The word “unintended consequences” gets tossed around a lot in development and social sector work–often as a glib euphemism for “bad stuff we didn’t expect” or a “better call qual” moment.
However, many “unintended consequences” are indeed anticipate-able, especially with grounding in theory (+theory of change), the literature, and the context. It is the job of the program design and research teams to consider ways in which a program could lead to undesirable outcomes (those not consistent with social impact, progress) and to mitigate them (in the program) and capture them (in the research). It is not necessarily helpful to give all ‘bad’ outcomes the same label, especially an ‘oopsie-daisy, we didn’t mean for that to happen!’ label!
To walk quickly through my post-it:
- NW quadrant: these are things that are ‘good’ and often the targets of the program or foreseeable good knock-on effects. These are often measured, celebrated.
- NE quadrant: these may tie-in with positive deviance. It can be useful to capture these outcomes and, so, even in the context of quant/closed-ended research, may want to have an open-ended question that asks if an experience or intervention brought about any other things that the respondent deems ‘good.’ Too often, these outcomes are captured and celebrated idiosyncratically and anecdotally when they could have been captured systematically with a little thought.

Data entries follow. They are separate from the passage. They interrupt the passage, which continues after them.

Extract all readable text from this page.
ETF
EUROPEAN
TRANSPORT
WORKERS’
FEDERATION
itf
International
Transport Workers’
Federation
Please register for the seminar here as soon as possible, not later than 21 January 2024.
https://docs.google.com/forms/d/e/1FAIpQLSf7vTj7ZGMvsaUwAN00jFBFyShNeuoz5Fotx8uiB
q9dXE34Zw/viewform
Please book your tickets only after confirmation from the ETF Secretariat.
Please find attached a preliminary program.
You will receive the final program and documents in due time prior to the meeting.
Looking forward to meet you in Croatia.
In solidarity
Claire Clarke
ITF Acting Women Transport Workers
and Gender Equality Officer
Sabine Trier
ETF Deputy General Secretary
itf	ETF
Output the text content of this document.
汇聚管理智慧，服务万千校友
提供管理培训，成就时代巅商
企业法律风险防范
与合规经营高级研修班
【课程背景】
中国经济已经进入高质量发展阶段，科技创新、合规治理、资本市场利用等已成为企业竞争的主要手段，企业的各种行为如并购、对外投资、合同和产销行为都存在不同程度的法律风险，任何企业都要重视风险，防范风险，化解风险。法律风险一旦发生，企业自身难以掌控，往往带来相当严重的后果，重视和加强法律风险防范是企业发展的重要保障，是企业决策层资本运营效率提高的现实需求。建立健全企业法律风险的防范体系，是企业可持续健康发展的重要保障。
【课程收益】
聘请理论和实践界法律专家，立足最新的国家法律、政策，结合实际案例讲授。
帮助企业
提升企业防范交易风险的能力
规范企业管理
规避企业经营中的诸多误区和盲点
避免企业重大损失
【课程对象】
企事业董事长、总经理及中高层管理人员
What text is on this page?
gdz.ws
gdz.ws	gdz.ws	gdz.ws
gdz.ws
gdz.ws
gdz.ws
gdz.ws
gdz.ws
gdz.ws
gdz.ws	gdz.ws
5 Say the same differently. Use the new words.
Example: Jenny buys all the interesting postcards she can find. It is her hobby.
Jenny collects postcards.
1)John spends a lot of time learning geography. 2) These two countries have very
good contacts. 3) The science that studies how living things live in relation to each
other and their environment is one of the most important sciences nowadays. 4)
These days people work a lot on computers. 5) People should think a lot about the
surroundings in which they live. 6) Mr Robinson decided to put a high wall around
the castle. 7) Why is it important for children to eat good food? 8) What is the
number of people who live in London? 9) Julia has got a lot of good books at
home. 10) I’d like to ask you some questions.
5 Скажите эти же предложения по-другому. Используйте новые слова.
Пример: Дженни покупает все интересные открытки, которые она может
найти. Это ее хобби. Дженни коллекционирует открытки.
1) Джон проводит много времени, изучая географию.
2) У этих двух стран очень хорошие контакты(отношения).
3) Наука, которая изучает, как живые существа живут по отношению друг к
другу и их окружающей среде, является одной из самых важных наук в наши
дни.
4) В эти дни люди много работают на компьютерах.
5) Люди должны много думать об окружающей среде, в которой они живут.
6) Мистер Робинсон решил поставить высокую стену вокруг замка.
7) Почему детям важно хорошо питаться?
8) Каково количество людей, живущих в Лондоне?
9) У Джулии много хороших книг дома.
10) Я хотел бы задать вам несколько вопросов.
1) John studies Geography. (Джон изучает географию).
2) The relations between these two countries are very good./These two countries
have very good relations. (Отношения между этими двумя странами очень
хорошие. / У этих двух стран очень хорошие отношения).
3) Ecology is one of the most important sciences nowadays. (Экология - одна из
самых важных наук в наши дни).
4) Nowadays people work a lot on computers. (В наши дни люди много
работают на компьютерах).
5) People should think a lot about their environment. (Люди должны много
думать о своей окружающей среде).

- SW quadrant: too often things that get the ‘unintended consequences’ label fall in this box, even though they are often quite foreseeable. They should be programmatically measured and captured as part of the monitoring, measurement, decision-making plan.
- SE quadtrant: Of course, some ‘bad’ things will happen that are not foreseeable even with a reasonable amount of thought and hindsight will always be 20/20 while foresight is not. Similar to the NE quadrant, it is easy enough to include one open-ended question about things that were challenging or bad. It may be the work of deeper, richer qualitative work to investigate this more if the issues are surfaced but one open-ended question on that matter will go a long way to more systematically understanding problems and harms.